Owners can disconnect the Bitbucket install from the Lettuce side at DELETE /v1/integrations/bitbucket (a UI button is on the roadmap). Disconnecting:
  • Removes the provider_installations row, which discards your access + refresh tokens.
  • Leaves all your existing repos in place — they keep working as long as they’re public. Private repos will fail their next re-clone until you reconnect or switch them to a paste-URL with credentials.

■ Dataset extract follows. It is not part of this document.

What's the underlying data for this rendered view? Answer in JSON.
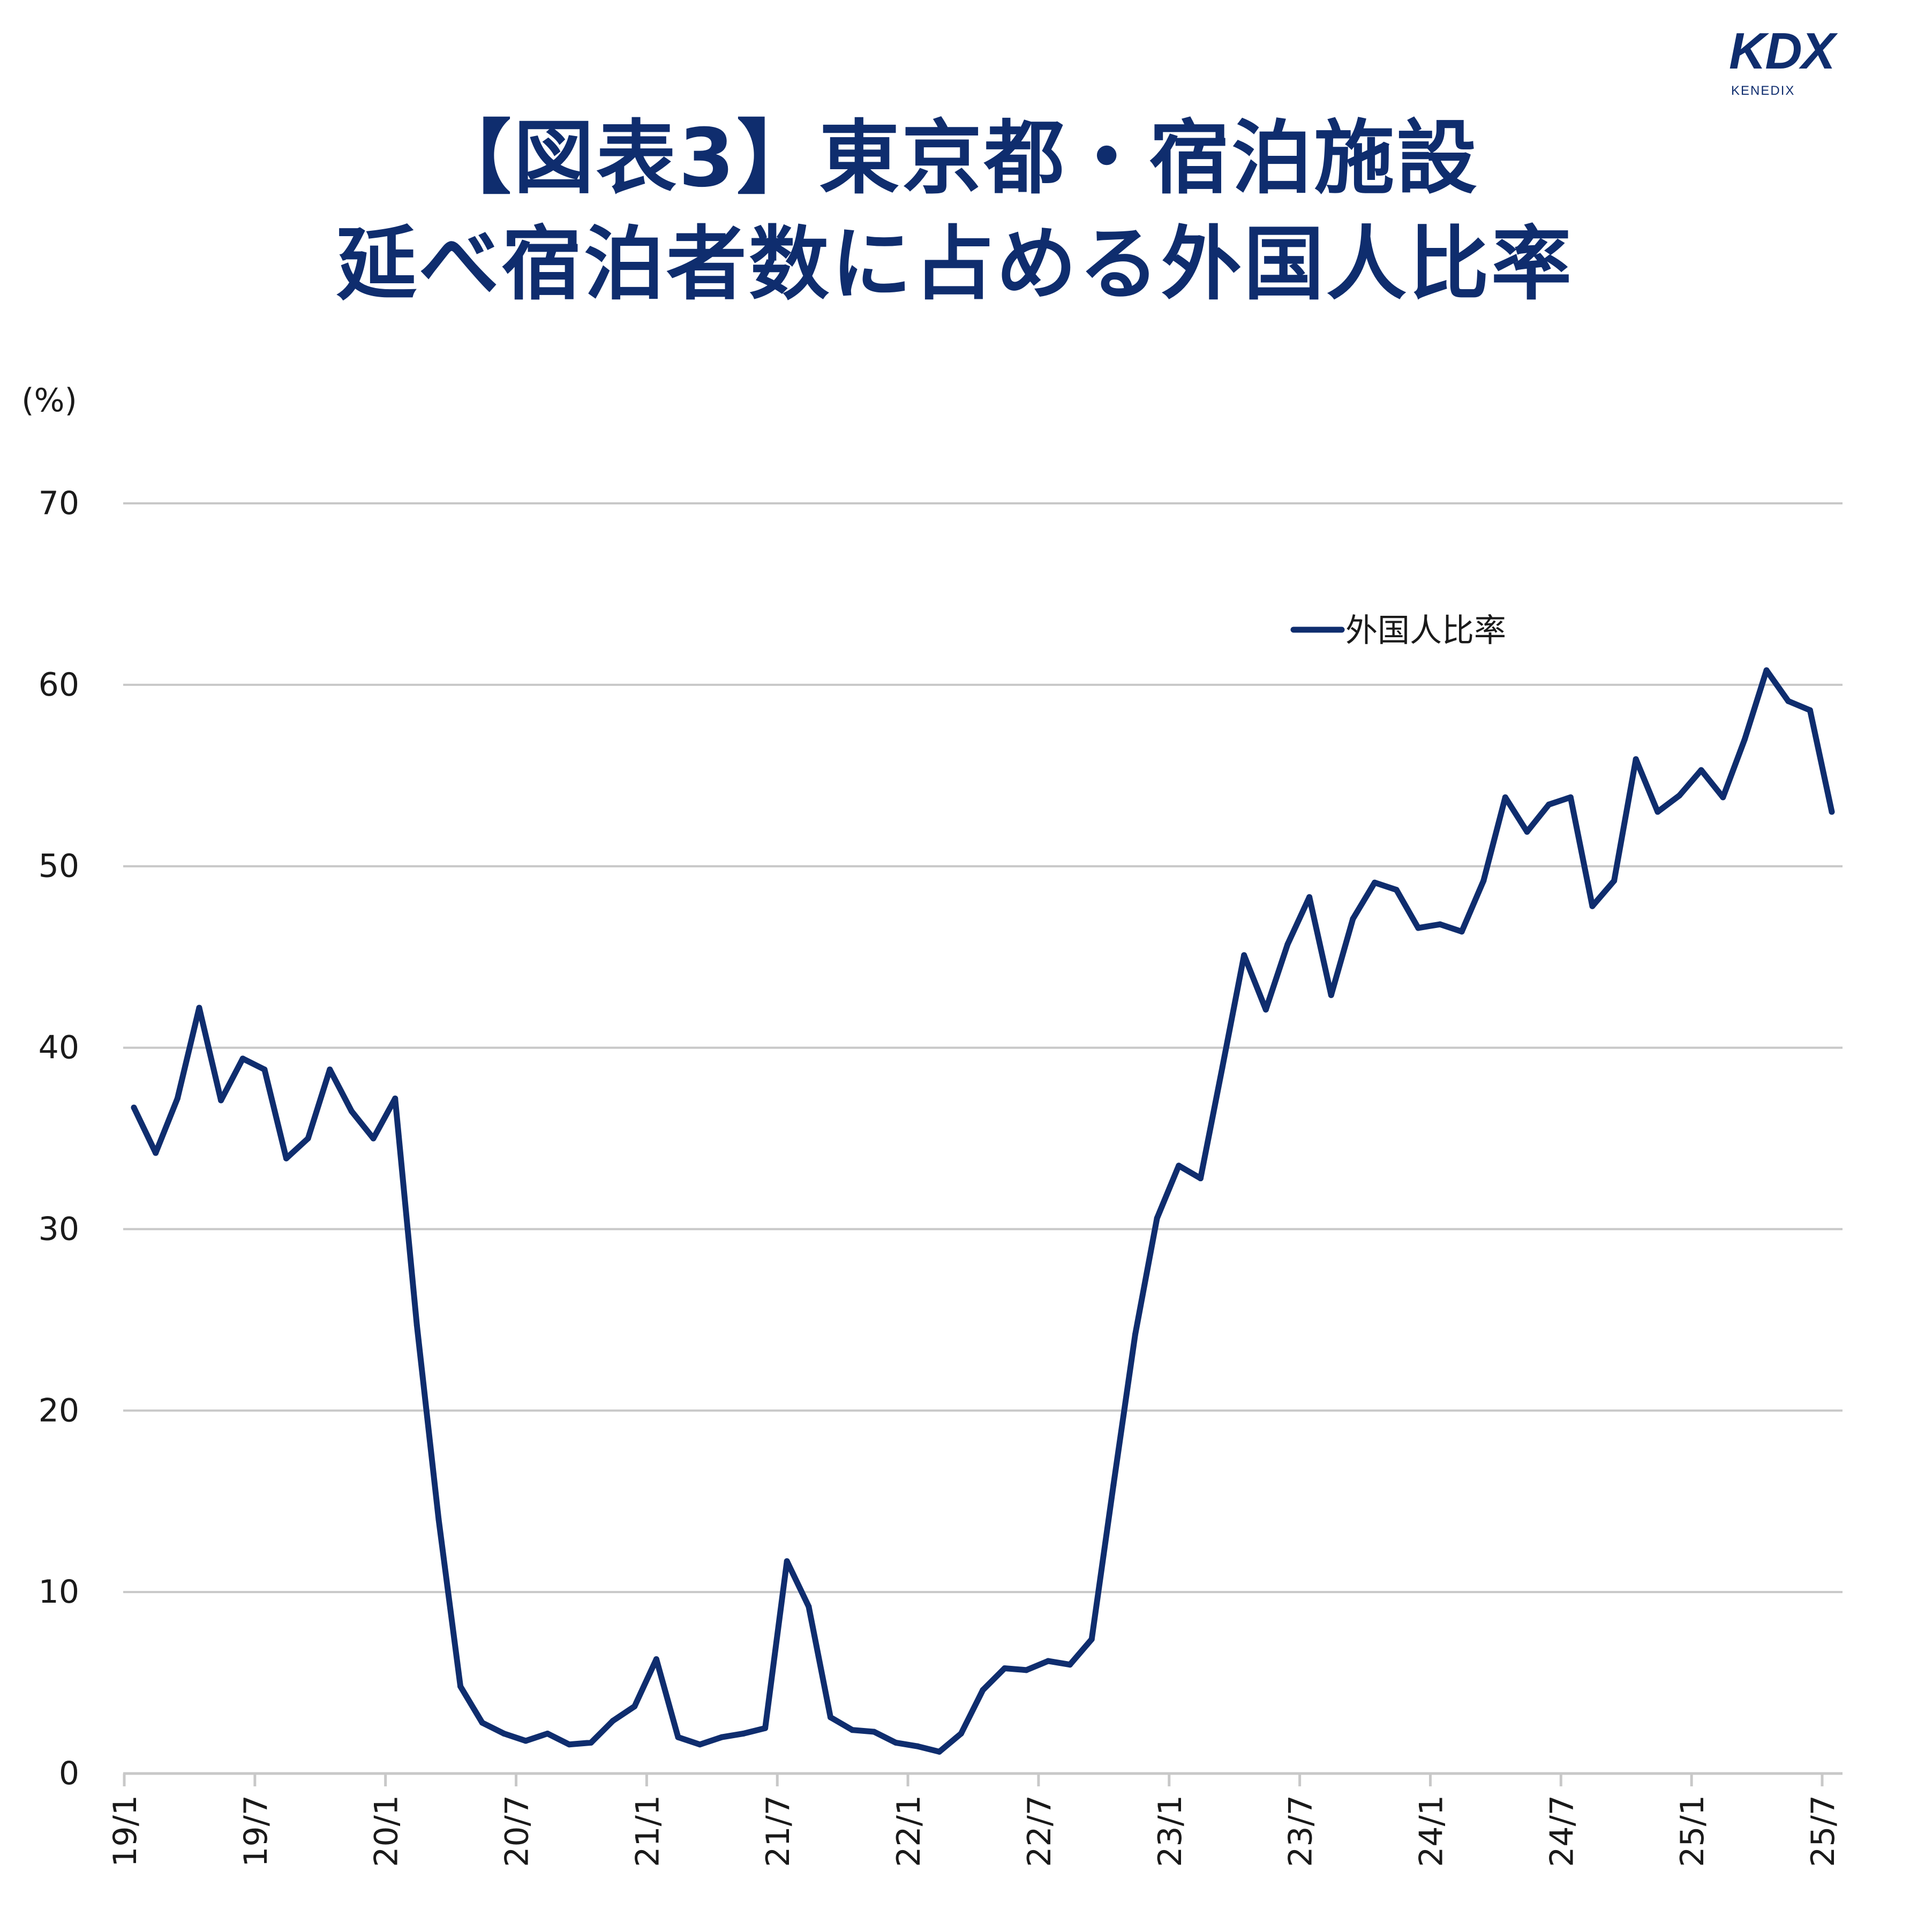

To fully revoke access on the Bitbucket side, go to Your profile and settings → Personal settings → Access management → OAuth and revoke the Lettuce consumer.

Troubleshooting

The operator hasn’t set BITBUCKET_APP_CLIENT_ID and BITBUCKET_APP_CLIENT_SECRET (or the backend hasn’t been restarted since). GET /v1/integrations returns available.bitbucket: false in that state.

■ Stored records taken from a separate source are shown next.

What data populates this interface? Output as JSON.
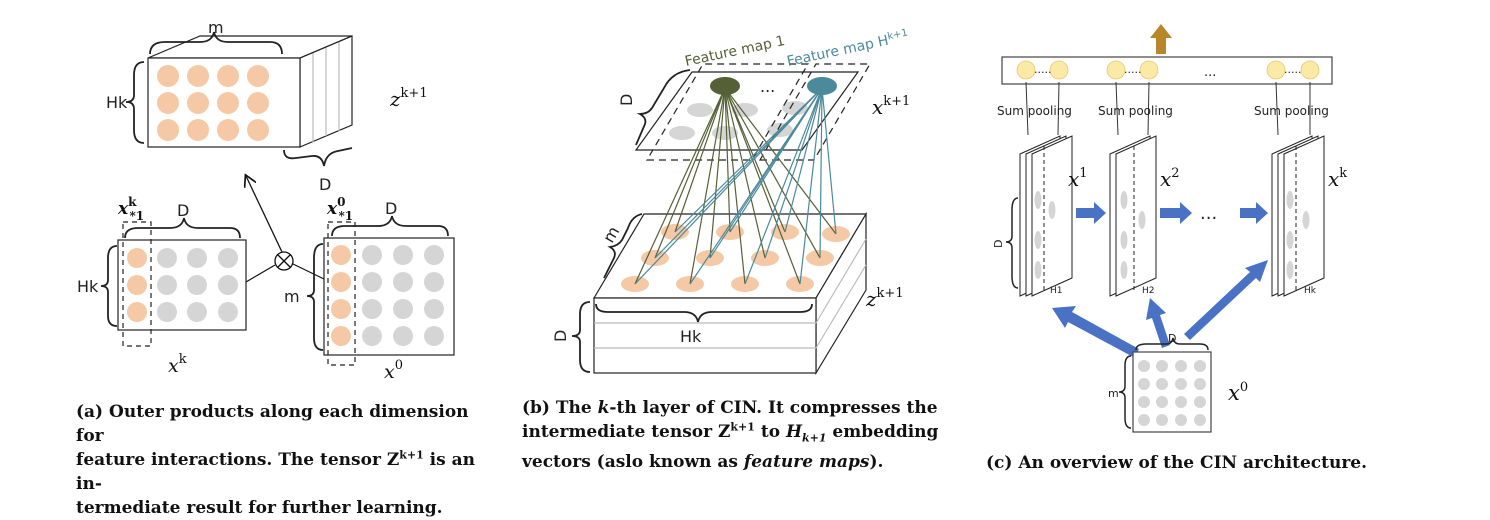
{
  "panel_a": {
    "m": "m",
    "hk": "Hk",
    "d": "D",
    "zk1": "z",
    "zk1_sup": "k+1",
    "xk1": "x",
    "xk1_sup": "k",
    "xk1_sub": "*1",
    "x01": "x",
    "x01_sup": "0",
    "x01_sub": "*1",
    "xk": "x",
    "xk_sup": "k",
    "x0": "x",
    "x0_sup": "0",
    "d1": "D",
    "hk2": "Hk",
    "d2": "D",
    "m2": "m",
    "caption_1": "(a) Outer products along each dimension for",
    "caption_2": "feature interactions. The tensor Z",
    "caption_2_sup": "k+1",
    "caption_2_end": " is an in-",
    "caption_3": "termediate result for further learning."
  },
  "panel_b": {
    "feature_map_1": "Feature map 1",
    "feature_map_h": "Feature map H",
    "feature_map_h_sub": "k+1",
    "ellipsis": "...",
    "d_top": "D",
    "xk1": "x",
    "xk1_sup": "k+1",
    "m": "m",
    "zk1": "z",
    "zk1_sup": "k+1",
    "hk": "Hk",
    "d": "D",
    "caption_1a": "(b) The ",
    "caption_1k": "k",
    "caption_1b": "-th layer of CIN. It compresses the",
    "caption_2a": "intermediate tensor Z",
    "caption_2_sup": "k+1",
    "caption_2b": " to ",
    "caption_2h": "H",
    "caption_2h_sub": "k+1",
    "caption_2c": " embedding",
    "caption_3a": "vectors (aslo known as ",
    "caption_3i": "feature maps",
    "caption_3b": ")."
  },
  "panel_c": {
    "sum_pooling_1": "Sum pooling",
    "sum_pooling_2": "Sum pooling",
    "sum_pooling_3": "Sum pooling",
    "top_dots_1": ".....",
    "top_dots_2": ".....",
    "top_dots_3": "...",
    "top_dots_4": ".....",
    "x1": "x",
    "x1_sup": "1",
    "x2": "x",
    "x2_sup": "2",
    "xk": "x",
    "xk_sup": "k",
    "ellipsis": "...",
    "h1": "H1",
    "h2": "H2",
    "hk": "Hk",
    "d": "D",
    "d_bottom": "D",
    "m": "m",
    "x0": "x",
    "x0_sup": "0",
    "caption": "(c) An overview of the CIN architecture."
  },
  "colors": {
    "orange_dot": "#f5c9a5",
    "gray_dot": "#d5d5d5",
    "dark_green": "#556036",
    "teal": "#4a8a9b",
    "blue_arrow": "#4a72c4",
    "gold_arrow": "#b8872a",
    "yellow_dot": "#fbe9a6"
  }
}
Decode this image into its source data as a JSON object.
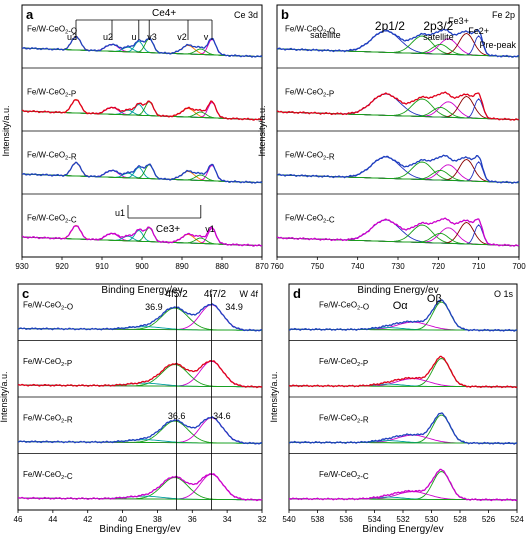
{
  "panels": [
    {
      "id": "a",
      "letter": "a",
      "corner_label": "Ce 3d",
      "xlabel": "Binding Energy/ev",
      "ylabel": "Intensity/a.u.",
      "xlim": [
        870,
        930
      ],
      "xticks": [
        930,
        920,
        910,
        900,
        890,
        880,
        870
      ],
      "chart_data": {
        "type": "line",
        "samples": [
          "Fe/W-CeO2-O",
          "Fe/W-CeO2-P",
          "Fe/W-CeO2-R",
          "Fe/W-CeO2-C"
        ],
        "annotations": [
          "u3",
          "u2",
          "u",
          "v3",
          "v2",
          "v",
          "Ce4+",
          "u1",
          "Ce3+",
          "v1"
        ],
        "peaks_eV": [
          916.5,
          907.5,
          900.8,
          898.2,
          888.5,
          882.5
        ],
        "colors": [
          "#1f3fbf",
          "#e0001b",
          "#1f3fbf",
          "#cc00cc"
        ]
      }
    },
    {
      "id": "b",
      "letter": "b",
      "corner_label": "Fe 2p",
      "xlabel": "Binding Energy/ev",
      "ylabel": "Intensity/a.u.",
      "xlim": [
        700,
        760
      ],
      "xticks": [
        760,
        750,
        740,
        730,
        720,
        710,
        700
      ],
      "chart_data": {
        "type": "line",
        "samples": [
          "Fe/W-CeO2-O",
          "Fe/W-CeO2-P",
          "Fe/W-CeO2-R",
          "Fe/W-CeO2-C"
        ],
        "annotations": [
          "satellite",
          "2p1/2",
          "2p3/2",
          "satellite",
          "Fe3+",
          "Fe2+",
          "Pre-peak"
        ],
        "peaks_eV": [
          733,
          724,
          717,
          713,
          710
        ],
        "colors": [
          "#1f3fbf",
          "#e0001b",
          "#1f3fbf",
          "#cc00cc"
        ]
      }
    },
    {
      "id": "c",
      "letter": "c",
      "corner_label": "W 4f",
      "xlabel": "Binding Energy/ev",
      "ylabel": "Intensity/a.u.",
      "xlim": [
        32,
        46
      ],
      "xticks": [
        46,
        44,
        42,
        40,
        38,
        36,
        34,
        32
      ],
      "chart_data": {
        "type": "line",
        "samples": [
          "Fe/W-CeO2-O",
          "Fe/W-CeO2-P",
          "Fe/W-CeO2-R",
          "Fe/W-CeO2-C"
        ],
        "annotations": [
          "4f5/2",
          "4f7/2",
          "36.9",
          "34.9",
          "36.6",
          "34.6"
        ],
        "peaks_eV": [
          36.9,
          34.9,
          36.6,
          34.6
        ],
        "colors": [
          "#1f3fbf",
          "#e0001b",
          "#1f3fbf",
          "#cc00cc"
        ]
      }
    },
    {
      "id": "d",
      "letter": "d",
      "corner_label": "O 1s",
      "xlabel": "Binding Energy/ev",
      "ylabel": "Intensity/a.u.",
      "xlim": [
        524,
        540
      ],
      "xticks": [
        540,
        538,
        536,
        534,
        532,
        530,
        528,
        526,
        524
      ],
      "chart_data": {
        "type": "line",
        "samples": [
          "Fe/W-CeO2-O",
          "Fe/W-CeO2-P",
          "Fe/W-CeO2-R",
          "Fe/W-CeO2-C"
        ],
        "annotations": [
          "Oα",
          "Oβ"
        ],
        "peaks_eV": [
          531.5,
          529.3
        ],
        "colors": [
          "#1f3fbf",
          "#e0001b",
          "#1f3fbf",
          "#cc00cc"
        ]
      }
    }
  ]
}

The signed state param is older than 15 minutes, or the backend’s admin token has rotated since you started the install. Restart the install from the Add-repo dialog.
You clicked Cancel on Bitbucket’s authorisation screen, or your workspace admin has restricted third-party OAuth consumers. Ask your Bitbucket admin to allow the Lettuce consumer, then retry.
Lettuce only lists repos you have at least contributor access to. If you only have read access to a repo, ask the owner to bump your permission or to install Lettuce themselves and add the repo for the workspace.
The auto-webhook step may have failed if the OAuth consumer wasn’t granted Webhooks: Read and write. Re-create the consumer with the correct permissions and reconnect from the Add-repo dialog.